Another problematic assumption is that black girls and women are sexual distractions who share the blame for black boys’ underperformance in school. Proponents of this idea describe black teenage girls’ shamelessly presenting themselves as “forbidden fruit” for otherwise upstanding young black men. Others point fingers at black women teachers who, it is claimed, express more interest in improving the educational outcomes of black girls than black boys. Such claims perpetuate the flawed but well-entrenched assumption that black women and girls are hypersexual deviants or “jezebels” who corrupt the men and boys in their midst. 

Overall, the push to open all-black male schools obscures the extent to which both black girls and black boys are underachieving relative to their white counterparts. For example, although black boys are far more likely to be suspended than white boys, black girls are also more likely than white girls to be assigned to “special education” classes or to get suspended from school. Black girls, furthermore, have the lowest SAT scores of all female students. Racial disparities hurt black boys and girls alike.

The Way Forward

Over the past twenty-five years, scholars, policy-makers, parents, and educators have pushed gender-segregated schools as a key means of improving educational outcomes for black boys. Although often well-intentioned, this push can only succeed if it is more attentive to the conditions that must be in place for all black children to achieve in school.
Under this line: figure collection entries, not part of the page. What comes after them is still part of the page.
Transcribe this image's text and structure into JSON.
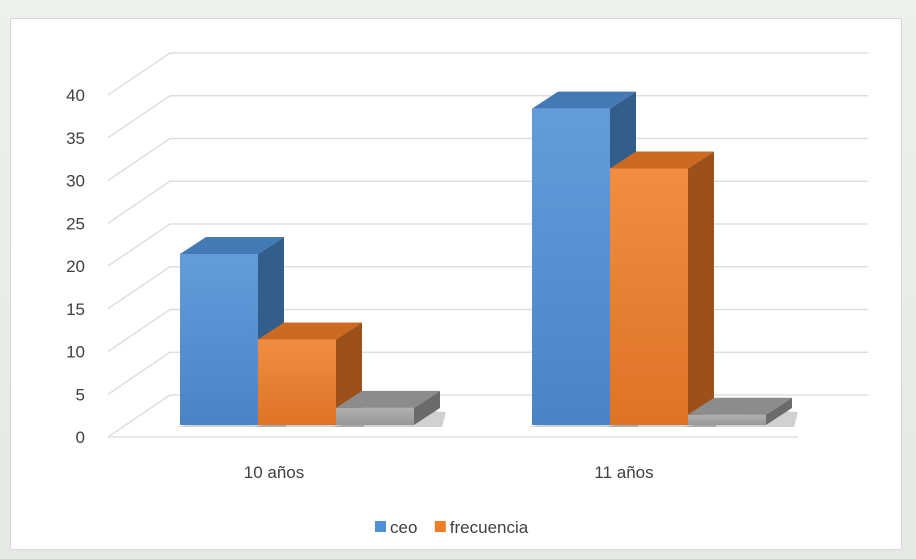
{
  "chart_data": {
    "type": "bar",
    "style": "3d-clustered-column",
    "categories": [
      "10 años",
      "11 años"
    ],
    "series": [
      {
        "name": "ceo",
        "values": [
          20,
          37
        ],
        "color": "#4f8fd6"
      },
      {
        "name": "frecuencia",
        "values": [
          10,
          30
        ],
        "color": "#f07d28"
      },
      {
        "name": "",
        "values": [
          2,
          1.2
        ],
        "color": "#a5a5a5"
      }
    ],
    "yticks": [
      0,
      5,
      10,
      15,
      20,
      25,
      30,
      35,
      40
    ],
    "ylim": [
      0,
      40
    ],
    "grid": true,
    "legend": "bottom",
    "title": "",
    "xlabel": "",
    "ylabel": ""
  }
}
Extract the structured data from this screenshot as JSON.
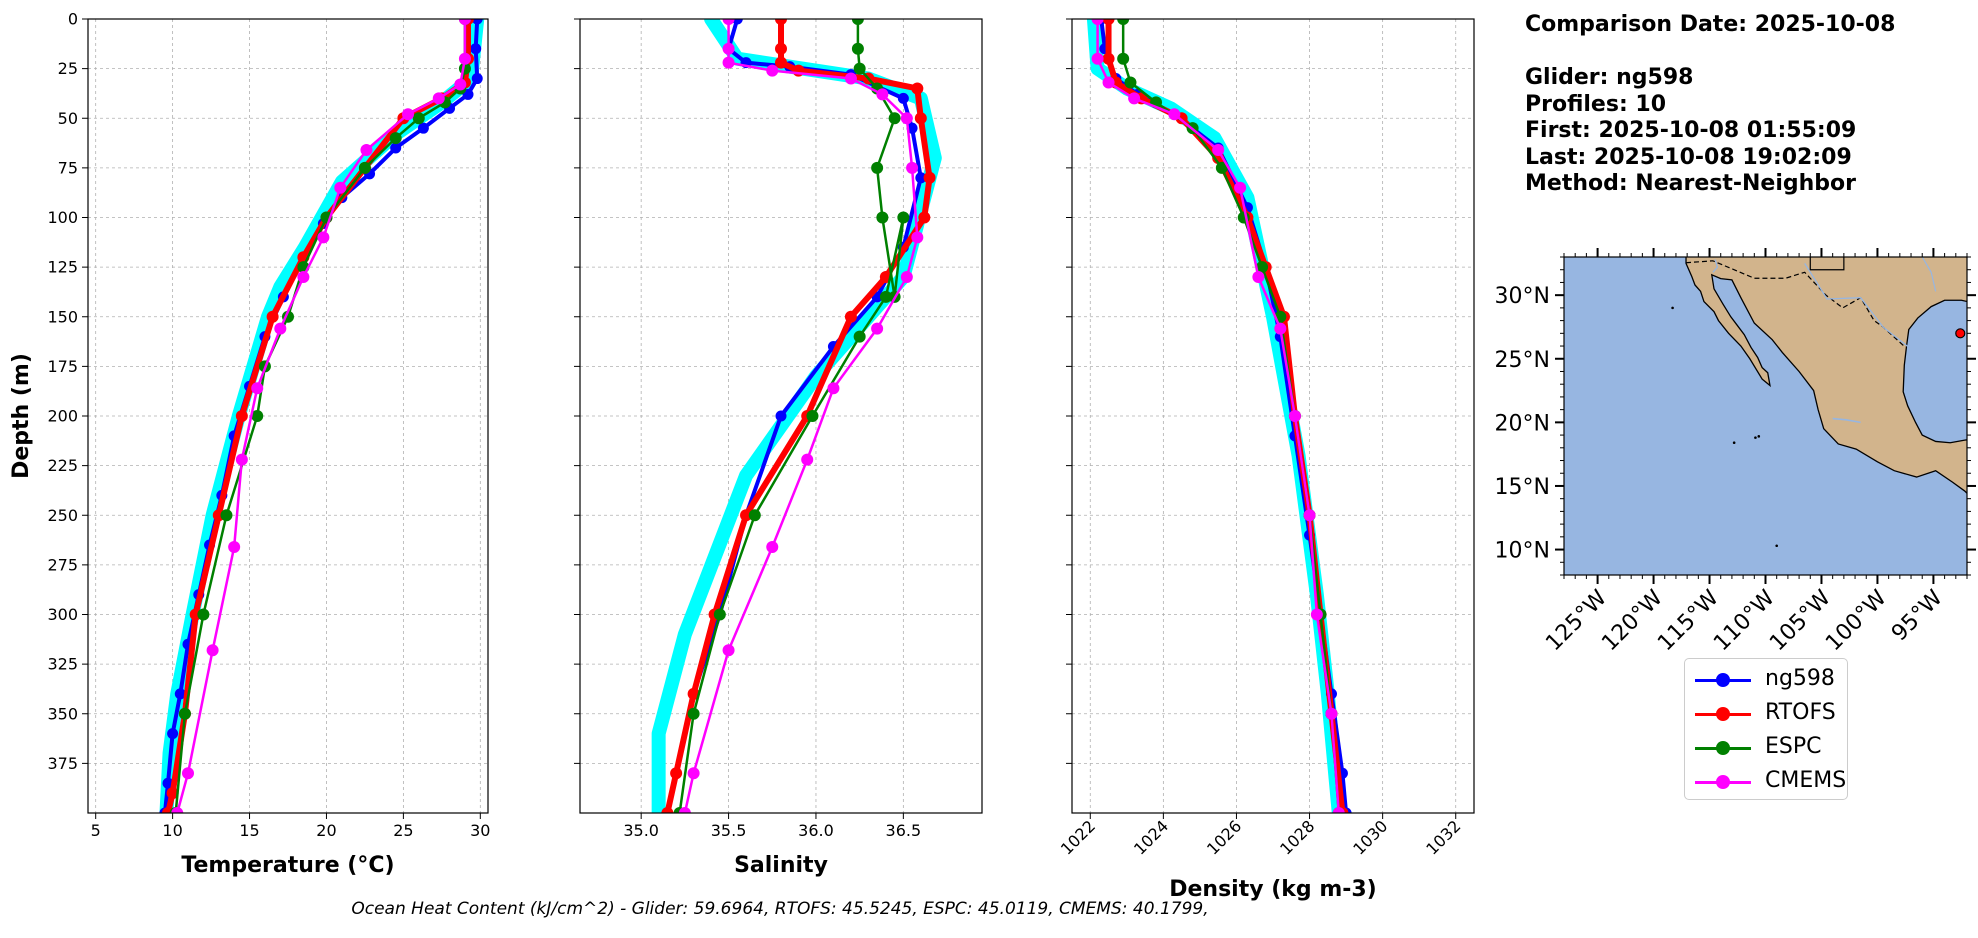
{
  "info": {
    "line1": "Comparison Date: 2025-10-08",
    "line2": "Glider: ng598",
    "line3": "Profiles: 10",
    "line4": "First: 2025-10-08 01:55:09",
    "line5": "Last: 2025-10-08 19:02:09",
    "line6": "Method: Nearest-Neighbor"
  },
  "footnote": "Ocean Heat Content (kJ/cm^2) - Glider: 59.6964,  RTOFS: 45.5245,  ESPC: 45.0119,  CMEMS: 40.1799,",
  "colors": {
    "ng598": "#0000ff",
    "RTOFS": "#ff0000",
    "ESPC": "#008000",
    "CMEMS": "#ff00ff",
    "ensemble": "#00ffff",
    "ocean": "#97b6e1",
    "land": "#d2b48c",
    "glider_marker": "#ff0000"
  },
  "chart_data": [
    {
      "type": "line",
      "xlabel": "Temperature (°C)",
      "ylabel": "Depth (m)",
      "xlim": [
        4.5,
        30.5
      ],
      "ylim": [
        400,
        0
      ],
      "xticks": [
        5,
        10,
        15,
        20,
        25,
        30
      ],
      "yticks": [
        0,
        25,
        50,
        75,
        100,
        125,
        150,
        175,
        200,
        225,
        250,
        275,
        300,
        325,
        350,
        375
      ],
      "grid": true,
      "series": [
        {
          "name": "ng598",
          "x": [
            29.8,
            29.7,
            29.8,
            29.2,
            28.0,
            26.3,
            24.5,
            22.8,
            21.0,
            19.8,
            18.5,
            17.2,
            16.0,
            15.0,
            14.0,
            13.2,
            12.4,
            11.7,
            11.0,
            10.5,
            10.0,
            9.7,
            9.5
          ],
          "y": [
            0,
            15,
            30,
            38,
            45,
            55,
            65,
            78,
            90,
            103,
            120,
            140,
            160,
            185,
            210,
            240,
            265,
            290,
            315,
            340,
            360,
            385,
            400
          ]
        },
        {
          "name": "RTOFS",
          "x": [
            29.2,
            29.2,
            29.0,
            27.5,
            25.0,
            22.5,
            20.0,
            18.5,
            16.5,
            14.5,
            13.0,
            11.5,
            10.8,
            10.0,
            9.7
          ],
          "y": [
            0,
            20,
            32,
            40,
            50,
            75,
            100,
            120,
            150,
            200,
            250,
            300,
            350,
            390,
            400
          ]
        },
        {
          "name": "ESPC",
          "x": [
            29.0,
            29.0,
            28.7,
            27.7,
            26.0,
            24.5,
            22.5,
            20.0,
            18.5,
            17.5,
            16.0,
            15.5,
            13.5,
            12.0,
            10.8,
            10.2
          ],
          "y": [
            0,
            25,
            35,
            42,
            50,
            60,
            75,
            100,
            125,
            150,
            175,
            200,
            250,
            300,
            350,
            400
          ]
        },
        {
          "name": "CMEMS",
          "x": [
            29.0,
            29.0,
            28.7,
            27.3,
            25.3,
            22.6,
            20.9,
            19.8,
            18.5,
            17.0,
            15.5,
            14.5,
            14.0,
            12.6,
            11.0,
            10.3
          ],
          "y": [
            0,
            20,
            33,
            40,
            48,
            66,
            85,
            110,
            130,
            156,
            186,
            222,
            266,
            318,
            380,
            400
          ]
        }
      ],
      "ensemble": {
        "x": [
          29.8,
          29.4,
          27.5,
          24.5,
          21.0,
          18.6,
          17.0,
          16.2,
          14.3,
          12.6,
          11.3,
          10.3,
          9.8,
          9.6
        ],
        "y": [
          0,
          30,
          42,
          58,
          82,
          115,
          135,
          150,
          200,
          250,
          300,
          340,
          370,
          400
        ]
      }
    },
    {
      "type": "line",
      "xlabel": "Salinity",
      "ylabel": "",
      "xlim": [
        34.65,
        36.95
      ],
      "ylim": [
        400,
        0
      ],
      "xticks": [
        35.0,
        35.5,
        36.0,
        36.5
      ],
      "xtick_labels": [
        "35.0",
        "35.5",
        "36.0",
        "36.5"
      ],
      "yticks": [
        0,
        25,
        50,
        75,
        100,
        125,
        150,
        175,
        200,
        225,
        250,
        275,
        300,
        325,
        350,
        375
      ],
      "grid": true,
      "series": [
        {
          "name": "ng598",
          "x": [
            35.55,
            35.5,
            35.6,
            35.85,
            36.2,
            36.5,
            36.55,
            36.6,
            36.5,
            36.35,
            36.1,
            35.8,
            35.6,
            35.45,
            35.3,
            35.2,
            35.15
          ],
          "y": [
            0,
            15,
            22,
            24,
            28,
            40,
            55,
            80,
            115,
            140,
            165,
            200,
            250,
            300,
            340,
            380,
            400
          ]
        },
        {
          "name": "RTOFS",
          "x": [
            35.8,
            35.8,
            35.8,
            35.9,
            36.3,
            36.58,
            36.6,
            36.65,
            36.62,
            36.4,
            36.2,
            35.95,
            35.6,
            35.42,
            35.3,
            35.2,
            35.15
          ],
          "y": [
            0,
            15,
            22,
            26,
            30,
            35,
            50,
            80,
            100,
            130,
            150,
            200,
            250,
            300,
            340,
            380,
            400
          ]
        },
        {
          "name": "ESPC",
          "x": [
            36.24,
            36.24,
            36.25,
            36.35,
            36.45,
            36.35,
            36.38,
            36.45,
            36.5,
            36.4,
            36.25,
            35.98,
            35.65,
            35.45,
            35.3,
            35.22
          ],
          "y": [
            0,
            15,
            25,
            35,
            50,
            75,
            100,
            140,
            100,
            140,
            160,
            200,
            250,
            300,
            350,
            400
          ]
        },
        {
          "name": "CMEMS",
          "x": [
            35.5,
            35.5,
            35.5,
            35.75,
            36.2,
            36.38,
            36.52,
            36.55,
            36.58,
            36.52,
            36.35,
            36.1,
            35.95,
            35.75,
            35.5,
            35.3,
            35.25
          ],
          "y": [
            0,
            15,
            22,
            26,
            30,
            38,
            50,
            75,
            110,
            130,
            156,
            186,
            222,
            266,
            318,
            380,
            400
          ]
        }
      ],
      "ensemble": {
        "x": [
          35.4,
          35.55,
          36.3,
          36.6,
          36.68,
          36.5,
          36.0,
          35.6,
          35.25,
          35.1,
          35.1
        ],
        "y": [
          0,
          20,
          30,
          40,
          70,
          130,
          180,
          230,
          310,
          360,
          400
        ]
      }
    },
    {
      "type": "line",
      "xlabel": "Density (kg m-3)",
      "ylabel": "",
      "xlim": [
        1021.5,
        1032.5
      ],
      "ylim": [
        400,
        0
      ],
      "xticks": [
        1022,
        1024,
        1026,
        1028,
        1030,
        1032
      ],
      "yticks": [
        0,
        25,
        50,
        75,
        100,
        125,
        150,
        175,
        200,
        225,
        250,
        275,
        300,
        325,
        350,
        375
      ],
      "grid": true,
      "series": [
        {
          "name": "ng598",
          "x": [
            1022.3,
            1022.4,
            1022.7,
            1023.3,
            1024.3,
            1025.5,
            1026.3,
            1026.8,
            1027.2,
            1027.6,
            1028.0,
            1028.3,
            1028.6,
            1028.9,
            1029.0
          ],
          "y": [
            0,
            15,
            30,
            38,
            48,
            65,
            95,
            125,
            160,
            210,
            260,
            300,
            340,
            380,
            400
          ]
        },
        {
          "name": "RTOFS",
          "x": [
            1022.5,
            1022.5,
            1022.7,
            1023.4,
            1024.5,
            1025.5,
            1026.3,
            1026.8,
            1027.3,
            1027.6,
            1028.0,
            1028.3,
            1028.6,
            1028.9
          ],
          "y": [
            0,
            20,
            32,
            40,
            50,
            70,
            100,
            125,
            150,
            200,
            250,
            300,
            350,
            400
          ]
        },
        {
          "name": "ESPC",
          "x": [
            1022.9,
            1022.9,
            1023.1,
            1023.8,
            1024.8,
            1025.6,
            1026.2,
            1026.7,
            1027.2,
            1027.6,
            1028.0,
            1028.3,
            1028.6,
            1028.8
          ],
          "y": [
            0,
            20,
            32,
            42,
            55,
            75,
            100,
            125,
            150,
            200,
            250,
            300,
            350,
            400
          ]
        },
        {
          "name": "CMEMS",
          "x": [
            1022.2,
            1022.2,
            1022.5,
            1023.2,
            1024.3,
            1025.5,
            1026.1,
            1026.6,
            1027.2,
            1027.6,
            1028.0,
            1028.2,
            1028.6,
            1028.8
          ],
          "y": [
            0,
            20,
            32,
            40,
            48,
            66,
            85,
            130,
            156,
            200,
            250,
            300,
            350,
            400
          ]
        }
      ],
      "ensemble": {
        "x": [
          1022.1,
          1022.2,
          1023.0,
          1024.2,
          1025.4,
          1026.3,
          1027.0,
          1027.7,
          1028.2,
          1028.5,
          1028.8
        ],
        "y": [
          0,
          25,
          35,
          45,
          60,
          90,
          150,
          220,
          290,
          340,
          400
        ]
      }
    }
  ],
  "map": {
    "lon_range": [
      -128,
      -92
    ],
    "lat_range": [
      8,
      33
    ],
    "lat_ticks": [
      10,
      15,
      20,
      25,
      30
    ],
    "lat_labels": [
      "10°N",
      "15°N",
      "20°N",
      "25°N",
      "30°N"
    ],
    "lon_ticks": [
      -125,
      -120,
      -115,
      -110,
      -105,
      -100,
      -95
    ],
    "lon_labels": [
      "125°W",
      "120°W",
      "115°W",
      "110°W",
      "105°W",
      "100°W",
      "95°W"
    ],
    "glider_position": {
      "lon": -92.6,
      "lat": 27.0
    }
  },
  "legend": [
    {
      "key": "ng598",
      "label": "ng598"
    },
    {
      "key": "RTOFS",
      "label": "RTOFS"
    },
    {
      "key": "ESPC",
      "label": "ESPC"
    },
    {
      "key": "CMEMS",
      "label": "CMEMS"
    }
  ]
}
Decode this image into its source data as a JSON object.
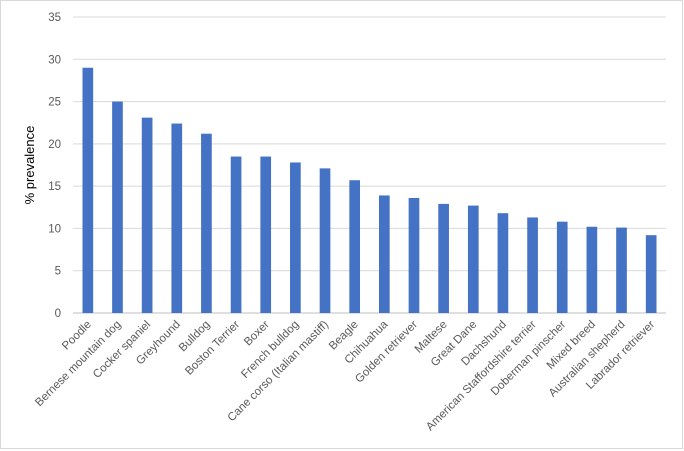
{
  "chart_data": {
    "type": "bar",
    "title": "",
    "xlabel": "",
    "ylabel": "% prevalence",
    "ylim": [
      0,
      35
    ],
    "yticks": [
      0,
      5,
      10,
      15,
      20,
      25,
      30,
      35
    ],
    "grid": true,
    "legend": "none",
    "bar_color": "#4472c4",
    "categories": [
      "Poodle",
      "Bernese mountain dog",
      "Cocker spaniel",
      "Greyhound",
      "Bulldog",
      "Boston Terrier",
      "Boxer",
      "French bulldog",
      "Cane corso (Italian mastiff)",
      "Beagle",
      "Chihuahua",
      "Golden retriever",
      "Maltese",
      "Great Dane",
      "Dachshund",
      "American Staffordshire terrier",
      "Doberman pinscher",
      "Mixed breed",
      "Australian shepherd",
      "Labrador retriever"
    ],
    "values": [
      29.0,
      25.0,
      23.1,
      22.4,
      21.2,
      18.5,
      18.5,
      17.8,
      17.1,
      15.7,
      13.9,
      13.6,
      12.9,
      12.7,
      11.8,
      11.3,
      10.8,
      10.2,
      10.1,
      9.2
    ]
  }
}
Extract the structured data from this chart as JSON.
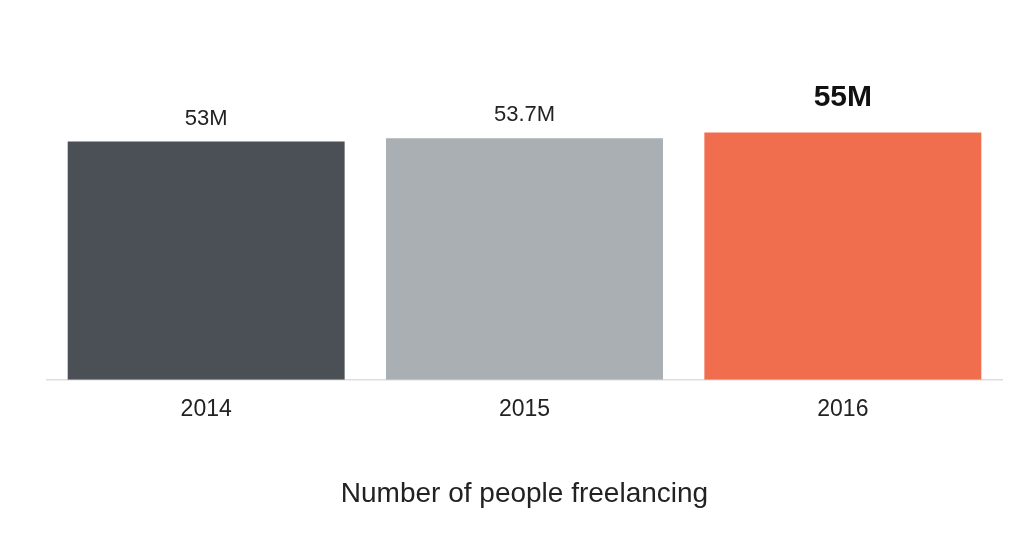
{
  "chart_data": {
    "type": "bar",
    "xlabel": "Number of people freelancing",
    "categories": [
      "2014",
      "2015",
      "2016"
    ],
    "values": [
      53,
      53.7,
      55
    ],
    "value_labels": [
      "53M",
      "53.7M",
      "55M"
    ],
    "colors": [
      "#4a5056",
      "#a9afb3",
      "#f06e4e"
    ],
    "grid": false,
    "legend": false
  }
}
Priority must go to a particular kind of educational advocacy that combines criticism of the longstanding educational deficits that have hampered blacks with an understanding that anti-racist school reforms are only effective when they foster not some but all black people’s capacity for self-determination.  

What does such advocacy look like in concrete terms? One partial answer can be found in the efforts of black educational philanthropists of late the 1800s and in the work of Pan-African elementary and secondary schools in the late 1960s and 1970s. All of these efforts recognized that public schooling too often limits black people’s ability to define and pursue educational targets of their own choosing including race-specific and gender specific goals. Equally important is the recognition that black self-determination can only be pursued effectively if parents, teachers, educators, and policy makers understand that black people of all genders experience racism in the classroom. Reformers cannot ignore the reality that racial, gender, and class impediments intersect to limit possibilities for black people, including women and girls, to decide how, when, where, and why they are educated.